Among the priorities pointed out during this technical visit is the increase in the value of cotton by-products, such as oil, which is extracted from the seed. In Tanzania, there was once a tradition of consuming cotton oil, but the product ended up being replaced by other oils, such as palm and sunflower oils. Another priority will be to encourage the sale of food produced in a consortium model to local markets. The WFP office in Tanzania carries out various humanitarian aid activities in the region and providing food from intercropped cultures to refugee camps is a potential opportunity identified during the workshop.
Over the next few months, the Centre of Excellence will identify, with the Brazilian Cooperation Agency, a cooperating Brazilian institution that will work together with the government of Tanzania and the local WFP office to implement the project in the country. At the same time, the Tanzania task force, involving all public actors and organizations, will meet, validate the results of the workshop and prepare for the new field visit, scheduled for 2020.
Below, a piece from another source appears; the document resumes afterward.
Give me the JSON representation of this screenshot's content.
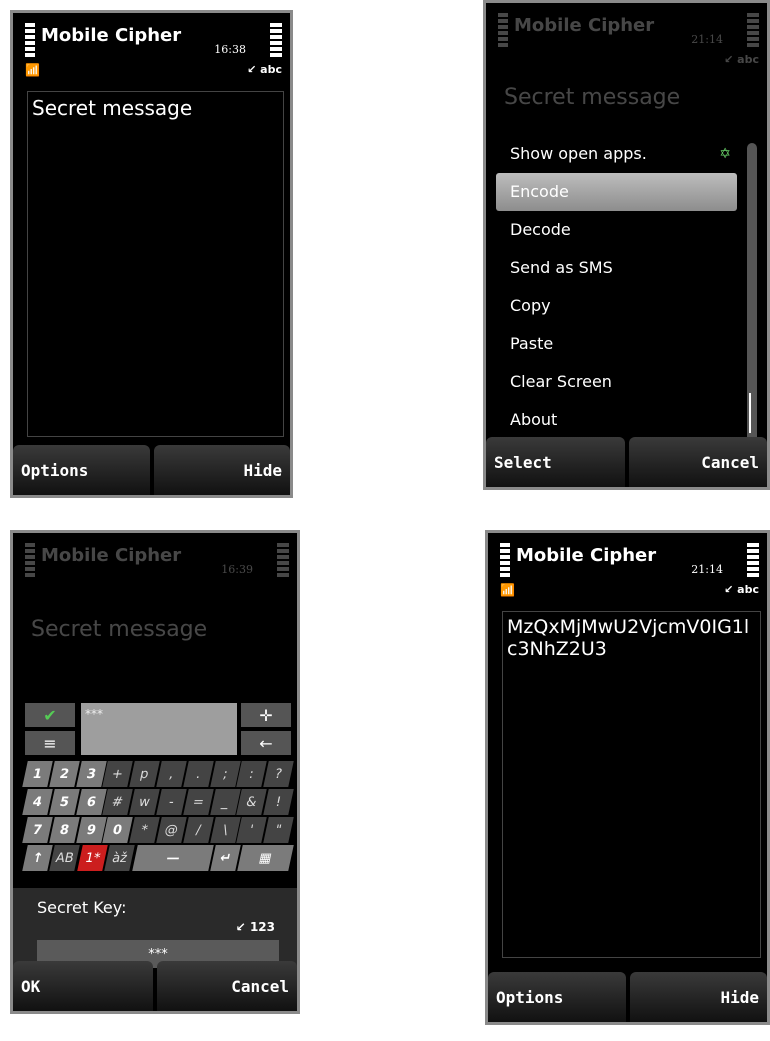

The cotton culture declined significantly after Kenya adopted structural adjustment programmes imposed by the International Monetary Fund (IMF), which resulted in an almost totally open and liberalized regime in the sector and an expressive privatization program. Consequently, there has been a sharp drop in domestic industrial demand for fibre, in addition to a drastic reduction in the budgetary resources available for the promotion of culture and financing of the system. Despite this, the sector was identified as an important future economic factor. According to the country’s Agricultural and Food Authority, cotton production in Kenya can support up to 200,000 farmers, with the potential to benefit eight million people in the areas affected by draught.
In 2019, the Beyond Cotton project team visited the country to share the project’s strategy with potential partners and discuss its insertion in national programmes currently being implemented both by the government and the WFP country office. Since then, WFP Centre of Excellence against Hunger has been talking with the local government about the best way to start the project in the country. After discussions at the XII Brazilian Cotton Conference, the government expressed its commitment to support the elaboration of the Diagnosis of the Cotton Sector in the country.